Wikipedia: Friedman has won the Pulitzer Prize three times:
1983: for his coverage of the war in Lebanon. A distinguished example of international reporting;
1988: for coverage of Israel: a distinguished example of reporting on international affairs;
2002: for his commentary illuminating the worldwide impact of the terrorist threat.

In addition, in 2005 he was elected as a member of the Pulitzer Prize Board.

American Journalist, author and former civil rights litigator Glenn Greenwald wrote in Salon July 25, 2012 "His status among American elites is the single most potent fact for understanding the nation's imperial decline."

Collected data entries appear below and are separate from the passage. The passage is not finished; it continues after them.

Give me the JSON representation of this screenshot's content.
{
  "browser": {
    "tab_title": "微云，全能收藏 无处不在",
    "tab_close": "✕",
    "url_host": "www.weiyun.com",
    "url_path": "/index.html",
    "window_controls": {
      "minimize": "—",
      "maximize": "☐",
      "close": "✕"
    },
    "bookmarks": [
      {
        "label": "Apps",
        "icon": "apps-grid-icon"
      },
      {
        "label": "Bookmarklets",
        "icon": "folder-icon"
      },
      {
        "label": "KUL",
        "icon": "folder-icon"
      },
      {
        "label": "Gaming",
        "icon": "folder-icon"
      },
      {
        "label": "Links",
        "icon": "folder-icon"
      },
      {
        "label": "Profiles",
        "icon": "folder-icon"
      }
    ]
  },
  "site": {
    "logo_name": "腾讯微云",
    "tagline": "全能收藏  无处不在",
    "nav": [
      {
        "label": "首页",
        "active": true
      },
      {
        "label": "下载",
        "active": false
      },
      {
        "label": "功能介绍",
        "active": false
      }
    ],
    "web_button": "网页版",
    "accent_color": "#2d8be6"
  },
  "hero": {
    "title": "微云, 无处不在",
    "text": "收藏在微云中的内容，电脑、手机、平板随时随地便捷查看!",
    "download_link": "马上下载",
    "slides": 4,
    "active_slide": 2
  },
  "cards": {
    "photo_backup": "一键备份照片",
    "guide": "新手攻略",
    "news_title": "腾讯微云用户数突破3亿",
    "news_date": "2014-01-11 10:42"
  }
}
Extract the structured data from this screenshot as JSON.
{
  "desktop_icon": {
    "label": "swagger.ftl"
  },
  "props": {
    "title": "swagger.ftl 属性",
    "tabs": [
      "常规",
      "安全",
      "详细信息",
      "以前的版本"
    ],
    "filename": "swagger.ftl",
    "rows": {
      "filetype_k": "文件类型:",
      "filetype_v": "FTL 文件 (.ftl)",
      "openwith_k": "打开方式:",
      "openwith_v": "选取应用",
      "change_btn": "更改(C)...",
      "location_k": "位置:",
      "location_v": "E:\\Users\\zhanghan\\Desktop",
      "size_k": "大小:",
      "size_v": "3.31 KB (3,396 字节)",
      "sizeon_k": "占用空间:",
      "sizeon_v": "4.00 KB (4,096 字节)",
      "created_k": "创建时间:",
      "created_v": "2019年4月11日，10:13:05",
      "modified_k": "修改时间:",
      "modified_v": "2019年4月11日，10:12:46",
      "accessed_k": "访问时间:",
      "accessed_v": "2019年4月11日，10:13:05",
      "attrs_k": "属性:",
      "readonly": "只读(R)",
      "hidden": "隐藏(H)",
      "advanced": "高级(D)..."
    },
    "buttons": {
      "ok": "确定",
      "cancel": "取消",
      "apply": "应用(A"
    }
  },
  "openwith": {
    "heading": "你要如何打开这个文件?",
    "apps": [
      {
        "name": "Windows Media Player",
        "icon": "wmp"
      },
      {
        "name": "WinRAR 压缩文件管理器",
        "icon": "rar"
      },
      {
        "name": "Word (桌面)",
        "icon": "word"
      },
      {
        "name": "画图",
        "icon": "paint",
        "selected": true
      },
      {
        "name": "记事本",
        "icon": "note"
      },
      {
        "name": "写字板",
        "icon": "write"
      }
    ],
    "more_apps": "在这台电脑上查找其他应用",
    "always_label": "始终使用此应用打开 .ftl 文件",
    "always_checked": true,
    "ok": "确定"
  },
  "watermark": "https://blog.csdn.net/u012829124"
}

Friedman's status is the most potent fact for understanding America's decline. And here I thought it was video games!

Known Unknown said...

Who said "You didn't build that?"

Hmmm...

Bob Ellison said...
This comment has been removed by the author.
Nonapod said...

So far everything Obama has done indicates he's purely a political opportunist with a deep seated dislike of certain groups of people. He doesn't seem to have any real economic thinking (beyond the generic, simplistic zero sum beliefs that most progressives hold) and is perfectly happy to defer to others for the fine details in crafting policy. He'd only be interested in encouraging individual entrepreneurship in so far as he saw a political end to it, that is, if he could do so in such a way that it would continue to punish and demagogue his opponents and the groups he hates.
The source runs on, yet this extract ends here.